Only two key dates remain.
The first is June 2013 (no specific day as yet) where the report by the IOC Evaluation Commission will be published before that all-important day on July 4, when the winner is announced.
The Youth Olympics itself still does not have the full backing of every IOC member but it will perhaps be the most tangible legacy of current IOC President Jacques Rogge, who will step down later this year.
Rogge is not a man known for his constant smiling but never have I found him more happy or approachable than at the first summer and winter editions of the Youth Olympic Games at Singapore 2010 and Innsbruck 2012 respectively.
In fact, the vast majority of IOC members seem to enjoy the relaxed, upbeat atmosphere created by the Games after two successful outings. Next up is Nanjing in 2014 before a Winter Youth Olympics in Lillehammer in 2016. But where the third Summer Youth Olympics go could truly help define the event.

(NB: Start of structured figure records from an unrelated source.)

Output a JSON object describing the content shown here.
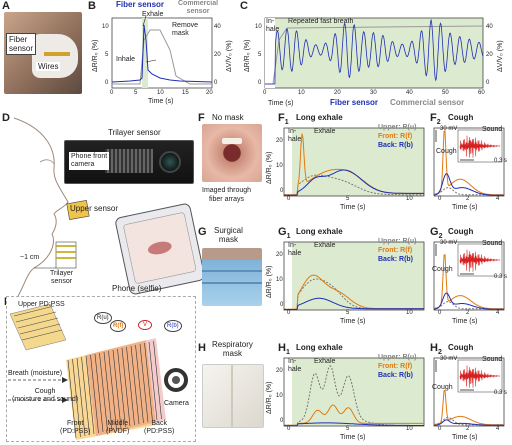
{
  "panels": {
    "A": {
      "letter": "A",
      "fiber_sensor": "Fiber\nsensor",
      "wires": "Wires"
    },
    "B": {
      "letter": "B",
      "legend_fiber": "Fiber sensor",
      "legend_commercial": "Commercial\nsensor",
      "exhale": "Exhale",
      "inhale": "Inhale",
      "remove_mask": "Remove\nmask",
      "xlabel": "Time (s)",
      "ylabel_left": "ΔR/R₀ (%)",
      "ylabel_right": "ΔV/V₀ (%)",
      "xticks": [
        "0",
        "5",
        "10",
        "15",
        "20"
      ],
      "yticks_left": [
        "0",
        "5",
        "10"
      ],
      "yticks_right": [
        "0",
        "20",
        "40"
      ]
    },
    "C": {
      "letter": "C",
      "in_hale": "In-\nhale",
      "repeated": "Repeated fast breath",
      "legend_fiber": "Fiber sensor",
      "legend_commercial": "Commercial sensor",
      "xlabel": "Time (s)",
      "ylabel_left": "ΔR/R₀ (%)",
      "ylabel_right": "ΔV/V₀ (%)",
      "xticks": [
        "0",
        "10",
        "20",
        "30",
        "40",
        "50",
        "60"
      ],
      "yticks_left": [
        "0",
        "5",
        "10"
      ],
      "yticks_right": [
        "0",
        "20",
        "40"
      ]
    },
    "D": {
      "letter": "D",
      "trilayer_sensor": "Trilayer sensor",
      "phone_front_camera": "Phone front\ncamera",
      "upper_sensor": "Upper sensor",
      "distance": "~1 cm",
      "trilayer_sensor2": "Trilayer\nsensor",
      "phone_selfie": "Phone (selfie)"
    },
    "E": {
      "letter": "E",
      "upper": "Upper PD:PSS",
      "breath": "Breath (moisture)",
      "cough": "Cough\n(moisture and sound)",
      "front": "Front\n(PD:PSS)",
      "middle": "Middle\n(PVDF)",
      "back": "Back\n(PD:PSS)",
      "camera": "Camera",
      "r_u": "R(u)",
      "r_f": "R(f)",
      "v": "V",
      "r_b": "R(b)"
    },
    "F": {
      "letter": "F",
      "title": "No mask",
      "caption": "Imaged through\nfiber arrays"
    },
    "G": {
      "letter": "G",
      "title": "Surgical\nmask"
    },
    "H": {
      "letter": "H",
      "title": "Respiratory\nmask"
    },
    "F1": {
      "letter": "F",
      "sub": "1",
      "title": "Long exhale",
      "inhale": "In-\nhale",
      "exhale": "Exhale"
    },
    "G1": {
      "letter": "G",
      "sub": "1",
      "title": "Long exhale",
      "inhale": "In-\nhale",
      "exhale": "Exhale"
    },
    "H1": {
      "letter": "H",
      "sub": "1",
      "title": "Long exhale",
      "inhale": "In-\nhale",
      "exhale": "Exhale"
    },
    "F2": {
      "letter": "F",
      "sub": "2",
      "title": "Cough",
      "cough": "Cough",
      "mv": "30 mV",
      "sound": "Sound",
      "t": "0.3 s"
    },
    "G2": {
      "letter": "G",
      "sub": "2",
      "title": "Cough",
      "cough": "Cough",
      "mv": "30 mV",
      "sound": "Sound",
      "t": "0.3 s"
    },
    "H2": {
      "letter": "H",
      "sub": "2",
      "title": "Cough",
      "cough": "Cough",
      "mv": "30 mV",
      "sound": "Sound",
      "t": "0.3 s"
    }
  },
  "legend_rows": {
    "upper": "Upper: R(u)",
    "front": "Front: R(f)",
    "back": "Back: R(b)"
  },
  "long_axes": {
    "xlabel": "Time (s)",
    "ylabel": "ΔR/R₀ (%)",
    "xticks": [
      "0",
      "5",
      "10"
    ],
    "yticks": [
      "0",
      "10",
      "20"
    ]
  },
  "cough_axes": {
    "xlabel": "Time (s)",
    "xticks": [
      "0",
      "2",
      "4"
    ]
  },
  "colors": {
    "fiber": "#1f2fb3",
    "commercial": "#999999",
    "front": "#e07a10",
    "back": "#1f2fb3",
    "upper": "#777777",
    "sound": "#d62020",
    "green_bg": "#dcebcf"
  }
}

The three remaining candidates all present strong but very different options.
First up is Buenos Aires, who are said to be eyeing the event as a way to tee up a bid for the full Olympic and Paralympic Games.
They are marketing their bid as a way to help spread the Olympic Movement across South America, tying it in with the fact that nearby Rio is staging the 2016 Olympics and Paralympics.
They are being spearheaded by Argentine Olympic Committee (COA) President Gerardo Werthein, who is of the rising figures in the IOC.
"Buenos Aires and Argentina are ready to host the Youth Olympic Games in 2018," he says. "The Olympic Movement can trust Buenos Aires to deliver a truly wonderful Youth Olympic Games that will make the sporting world proud of this new international celebration of sport and culture."
Next up is Glasgow, looking to build on the magnificent London 2012 and the upcoming 2014 Commonwealth Games in the Scottish city itself. Technically, this is the strongest bid of the three given that all the facilities will pretty much be in place due to the Commonwealth Games.
But their trump card will be the fact that London 2012 chairman Sebastian Coe is now heading the bid, due to the fact he has become British Olympic Association (BOA) chairman.
Coe's standing in the IOC could not be higher right now after he delivered arguably their greatest ever Games last year. The entire IOC owe him a debt of gratitude and Coe standing on the stage in Lausanne this July will no doubt bring back found memories of the way he helped London win their 2012 bid when he took to the stage in Singapore in 2005.
"It is an honour to have Glasgow shortlisted to host the YOG in 2018," said Coe. London 2012 inspired young people like never before and there is now a once-in-a-lifetime opportunity for the UK to take the next step on the Olympic journey to empower young people globally."
Powerful messaging indeed; and given that the Glasgow 2018 bid will be armed with another heavyweight in the form of Scotland's IOC vice-president Sir Craig Reedie, the city can be forgiven for being quietly confident.
Last up is Medellín, who were for so long the dark horses in this race but who now must be respected and even feared by the two more established sporting cities.
The second largest city in Colombia hopes that staging the Games will showcase its remarkable renaissance.
Once the centre of the country's drugs trade, the Medellín Cartel was at the height of its operation making $60 million (£39 million/€45 million) a day exporting illegal substances around the world. But in the last 20 years the city has undergone a miraculous transformation, dubbed the "Medellín Miracle" and this year has been as announced as the Latin-American Capital City in Innovation due to their recent advances on politics, education and social development.
"This is a wonderful experience, and a dream that Colombia has had for several years," stated Andres Botero Phillipsbourne, Colombia's Sports Minister, who is also a member of the IOC.
"Medellín is now on the global sporting map. We know that our capabilities are equal to other major cities. We expect a serious campaign from Glasgow and Buenos Aires and we are committed to show that Medellín is the perfect place to bring the Youth Olympics."
In this, the year of the Olympic elections, rumours are already rife that block votes are being traded in favour of votes for the 2020 Olympics and Paralympics and the IOC Presidency later this year.
What that leaves is the strongest Youth Olympic bid race ever, and perhaps the toughest of all the IOC election races to pick this year.
The fact of the matter is that all three have great credentials and could all stage fantastic events.
And that what makes this race so wonderfully compelling.